Rumah, bagi Sundari, diyakini betul sebagai hal yang ditakdirkan sebagai jodoh bagi pemiliknya. Setelah bertahun-tahun tinggal di kawasan Wijaya, lalu sempat pindah ke kawasan Ragunan, hingga mengontrak di Pondok Indah, Sundari akhirnya berjodoh dengan sebuah rumah di kompleks perumahan yang terletak di kawasan Cilandak, Jakarta Selatan.
Kompleks rumah Sundari itu berada di ruas Jalan Margasatwa yang asri dan teduh, jauh dari suara bising kendaraan bermotor. Sundari, si pemuja ketenangan itu, tidak bisa tidak jatuh cinta pada lokasi rumah bergaya klasik Eropa yang secara kebetulan juga amat pas dengan seleranya yang klasik.
"Tinggal di sini sudah sembilan tahun. Kebetulan jodohnya di sini karena beberapa kali lihat rumah, sukanya daerah-daerah yang sedikit ke dalam, asri, dan dingin karena pohonnya masih gede-gede," ujar Sundari, Selasa (10/10/2017).
Di kawasan itu, suasananya juga masih relatif tenang. Sundari tak begitu suka rumah pinggir jalan karena, menurut dia, bising dan banyak debu. "Satu lagi, dari sini suara azan masih bisa terdengar meski sayup-sayup," kata Sundari
Rumah yang ditempati Sundari adalah rumah dengan pilar berukuran besar dan langit-langit yang tinggi. Dari luar bangunannya terlihat kokoh dengan empat pilar penyangga. "Rumah ini rumah yang pertama kali dibangun di kompleks ini.
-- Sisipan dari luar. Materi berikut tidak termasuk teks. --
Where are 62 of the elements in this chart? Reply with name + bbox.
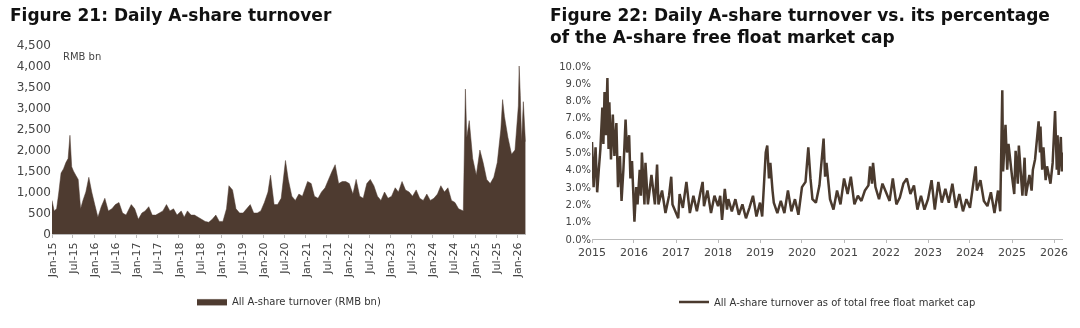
x-tick-label: Jul-18 — [193, 242, 207, 275]
y-tick-label: 8.0% — [565, 95, 591, 107]
y-axis-title: RMB bn — [63, 51, 102, 62]
x-tick-label: Jul-20 — [278, 242, 292, 275]
legend-label: All A-share turnover as of total free float market cap — [714, 296, 976, 308]
x-tick-label: 2019 — [746, 246, 774, 260]
legend-label: All A-share turnover (RMB bn) — [232, 296, 381, 308]
x-tick-label: Jan-23 — [384, 242, 398, 279]
x-tick-label: 2023 — [914, 246, 942, 260]
y-tick-label: 1,000 — [16, 185, 51, 200]
x-tick-label: Jan-16 — [87, 242, 101, 279]
y-tick-label: 2,000 — [16, 143, 51, 158]
x-tick-label: Jan-20 — [257, 242, 271, 279]
x-tick-label: 2016 — [619, 246, 648, 260]
x-tick-label: Jul-24 — [447, 242, 461, 275]
y-tick-label: 1,500 — [16, 164, 51, 179]
x-tick-label: 2026 — [1040, 246, 1069, 260]
y-tick-label: 3.0% — [565, 181, 591, 193]
y-tick-label: 6.0% — [565, 129, 591, 141]
x-tick-label: Jan-25 — [468, 242, 482, 279]
x-tick-label: Jul-16 — [108, 242, 122, 275]
x-tick-label: Jul-19 — [235, 242, 249, 275]
y-tick-label: 9.0% — [565, 77, 591, 89]
line-series — [592, 76, 1063, 223]
x-tick-label: 2025 — [998, 246, 1027, 260]
x-tick-label: Jul-22 — [362, 242, 376, 275]
x-tick-label: 2021 — [830, 246, 859, 260]
y-tick-label: 5.0% — [565, 147, 591, 158]
chart-title: Figure 21: Daily A-share turnover — [9, 4, 333, 26]
chart-title: Figure 22: Daily A-share turnover vs. its percentage of the A-share free float market cap — [549, 4, 1051, 48]
y-tick-label: 7.0% — [565, 112, 591, 124]
y-tick-label: 0 — [43, 227, 51, 242]
x-tick-label: Jan-17 — [130, 242, 144, 279]
x-tick-label: 2022 — [872, 246, 901, 260]
x-tick-label: 2020 — [787, 246, 816, 260]
y-tick-label: 500 — [28, 206, 51, 221]
x-tick-label: Jan-26 — [511, 242, 525, 279]
x-tick-label: Jan-18 — [172, 242, 186, 279]
x-tick-label: Jan-24 — [426, 242, 440, 279]
x-tick-label: 2024 — [955, 246, 984, 260]
y-tick-label: 0.0% — [565, 233, 591, 245]
x-tick-label: 2018 — [704, 246, 733, 260]
y-tick-label: 3,000 — [16, 101, 51, 116]
y-tick-label: 4,000 — [16, 59, 51, 74]
y-tick-label: 1.0% — [565, 216, 591, 228]
y-tick-label: 4,500 — [16, 38, 51, 53]
x-tick-label: 2015 — [578, 246, 606, 260]
x-tick-label: Jul-23 — [405, 242, 419, 275]
y-tick-label: 2,500 — [16, 122, 51, 137]
x-tick-label: Jul-15 — [66, 242, 80, 275]
x-tick-label: Jul-25 — [489, 242, 503, 275]
x-tick-label: Jul-21 — [320, 242, 334, 275]
x-tick-label: Jul-17 — [151, 242, 165, 275]
x-tick-label: 2017 — [662, 246, 691, 260]
y-tick-label: 2.0% — [565, 198, 591, 210]
y-tick-label: 4.0% — [565, 164, 591, 176]
y-tick-label: 3,500 — [16, 80, 51, 95]
x-tick-label: Jan-15 — [45, 242, 59, 279]
x-tick-label: Jan-22 — [341, 242, 355, 279]
x-tick-label: Jan-19 — [214, 242, 228, 279]
y-tick-label: 10.0% — [559, 60, 591, 72]
x-tick-label: Jan-21 — [299, 242, 313, 279]
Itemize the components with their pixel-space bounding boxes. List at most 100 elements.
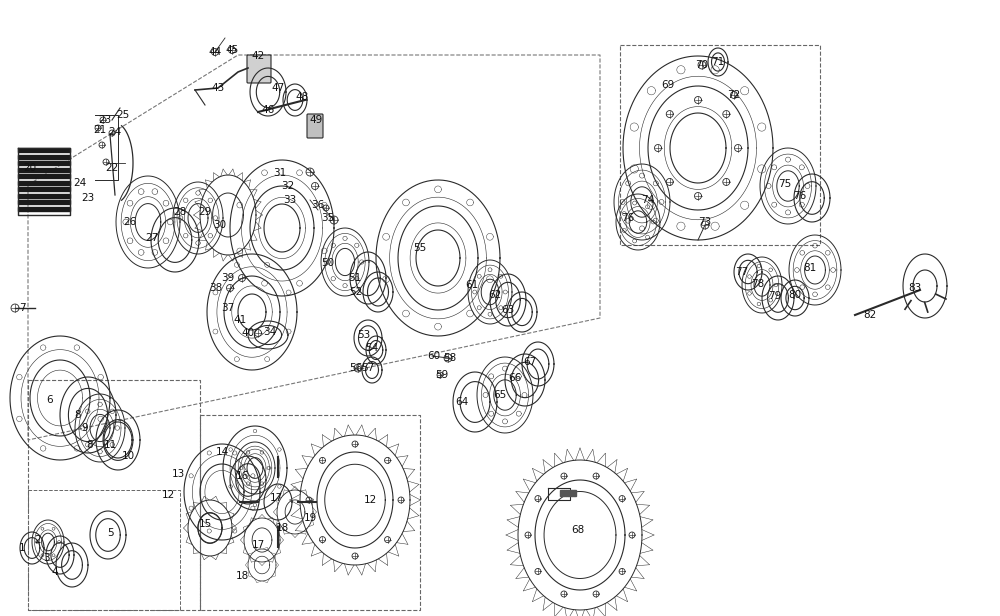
Text: 67: 67 <box>523 357 537 367</box>
Text: 42: 42 <box>251 51 265 61</box>
Text: 36: 36 <box>311 200 325 210</box>
Text: 47: 47 <box>271 83 285 93</box>
Text: 78: 78 <box>751 279 765 289</box>
Polygon shape <box>18 155 70 158</box>
Text: 34: 34 <box>263 327 277 337</box>
Text: 72: 72 <box>727 90 741 100</box>
Text: 31: 31 <box>273 168 287 178</box>
Polygon shape <box>18 200 70 204</box>
Text: 53: 53 <box>357 330 371 340</box>
Text: 77: 77 <box>735 267 749 277</box>
Text: 63: 63 <box>501 305 515 315</box>
Text: 14: 14 <box>215 447 229 457</box>
Text: 43: 43 <box>211 83 225 93</box>
Polygon shape <box>18 180 70 185</box>
Text: 39: 39 <box>221 273 235 283</box>
Text: 2: 2 <box>35 535 41 545</box>
Text: 71: 71 <box>711 57 725 67</box>
Text: 28: 28 <box>173 207 187 217</box>
Text: 49: 49 <box>309 115 323 125</box>
Text: 76: 76 <box>621 213 635 223</box>
Text: 19: 19 <box>303 513 317 523</box>
Text: 24: 24 <box>108 127 122 137</box>
Polygon shape <box>572 490 574 496</box>
Text: 75: 75 <box>778 179 792 189</box>
Text: 21: 21 <box>93 125 107 135</box>
Polygon shape <box>568 490 570 496</box>
Text: 8: 8 <box>87 440 93 450</box>
Text: 64: 64 <box>455 397 469 407</box>
Text: 18: 18 <box>275 523 289 533</box>
Polygon shape <box>18 161 70 165</box>
Text: 6: 6 <box>47 395 53 405</box>
Text: 40: 40 <box>241 328 255 338</box>
Text: 44: 44 <box>208 47 222 57</box>
Text: 9: 9 <box>82 423 88 433</box>
Text: 8: 8 <box>75 410 81 420</box>
Polygon shape <box>18 187 70 191</box>
Text: 56: 56 <box>349 363 363 373</box>
Text: 59: 59 <box>435 370 449 380</box>
Text: 23: 23 <box>81 193 95 203</box>
Text: 12: 12 <box>363 495 377 505</box>
Text: 79: 79 <box>768 291 782 301</box>
Text: 24: 24 <box>73 178 87 188</box>
Polygon shape <box>574 490 576 496</box>
Text: 20: 20 <box>23 163 37 173</box>
Text: 58: 58 <box>443 353 457 363</box>
Text: 68: 68 <box>571 525 585 535</box>
Polygon shape <box>560 490 562 496</box>
Text: 30: 30 <box>213 220 227 230</box>
Text: 82: 82 <box>863 310 877 320</box>
FancyBboxPatch shape <box>307 114 323 138</box>
Text: 45: 45 <box>225 45 239 55</box>
Text: 4: 4 <box>52 567 58 577</box>
Text: 33: 33 <box>283 195 297 205</box>
Text: 29: 29 <box>198 207 212 217</box>
Text: 12: 12 <box>161 490 175 500</box>
Text: 10: 10 <box>121 451 135 461</box>
Text: 5: 5 <box>107 528 113 538</box>
Text: 25: 25 <box>116 110 130 120</box>
Text: 74: 74 <box>641 195 655 205</box>
Polygon shape <box>18 193 70 198</box>
Text: 60: 60 <box>427 351 441 361</box>
Text: 48: 48 <box>295 92 309 102</box>
Text: 38: 38 <box>209 283 223 293</box>
FancyBboxPatch shape <box>247 55 271 83</box>
Polygon shape <box>18 148 70 152</box>
Text: 17: 17 <box>269 493 283 503</box>
Text: 15: 15 <box>198 519 212 529</box>
Text: 46: 46 <box>261 105 275 115</box>
Polygon shape <box>18 174 70 178</box>
Text: 50: 50 <box>321 258 335 268</box>
Text: 35: 35 <box>321 213 335 223</box>
Text: 57: 57 <box>361 363 375 373</box>
Text: 26: 26 <box>123 217 137 227</box>
Text: 23: 23 <box>98 115 112 125</box>
Polygon shape <box>562 490 564 496</box>
Text: 1: 1 <box>19 543 25 553</box>
Text: 54: 54 <box>365 343 379 353</box>
Text: 61: 61 <box>465 280 479 290</box>
Polygon shape <box>566 490 568 496</box>
Text: 16: 16 <box>235 471 249 481</box>
Text: 66: 66 <box>508 373 522 383</box>
Text: 17: 17 <box>251 540 265 550</box>
Text: 76: 76 <box>793 191 807 201</box>
Text: 13: 13 <box>171 469 185 479</box>
Text: 27: 27 <box>145 233 159 243</box>
Text: 3: 3 <box>43 553 49 563</box>
Text: 7: 7 <box>19 303 25 313</box>
Text: 73: 73 <box>698 217 712 227</box>
Text: 65: 65 <box>493 390 507 400</box>
Text: 81: 81 <box>803 263 817 273</box>
Text: 18: 18 <box>235 571 249 581</box>
Text: 80: 80 <box>788 290 802 300</box>
Text: 32: 32 <box>281 181 295 191</box>
Text: 70: 70 <box>695 60 709 70</box>
Polygon shape <box>18 206 70 211</box>
Text: 83: 83 <box>908 283 922 293</box>
Polygon shape <box>564 490 566 496</box>
Text: 52: 52 <box>349 287 363 297</box>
Tadinya mau dipakai anaknya pengembang, tapi enggak jadi," kata Sundari.
Perempuan penyuka tanaman ini menghias halaman depan rumah dengan taman. Saat senggang, Sundari senang berpanas- panas untuk merawat tanaman. Sebagian juga ada di taman belakang.
Apabila tidak sedang bertanam, Sundari memilih menghabiskan hari dengan membersihkan mebel-mebel jati berukuran besar yang memenuhi seluruh bagian rumahnya. Begitu juga dengan guci-guci berukuran besar serta koleksi porselen dan kristal yang disimpan di lemari khusus di ruang tengah.
"Sebulan atau dua bulan sekali kristal-kristal itu dikeluarkan, terus dimandikan satu-satu, diangin-anginkan, terus ditata lagi seperti semula. Wah, bisa seharian enggak keluar rumah," kata Sundari seraya tersenyum.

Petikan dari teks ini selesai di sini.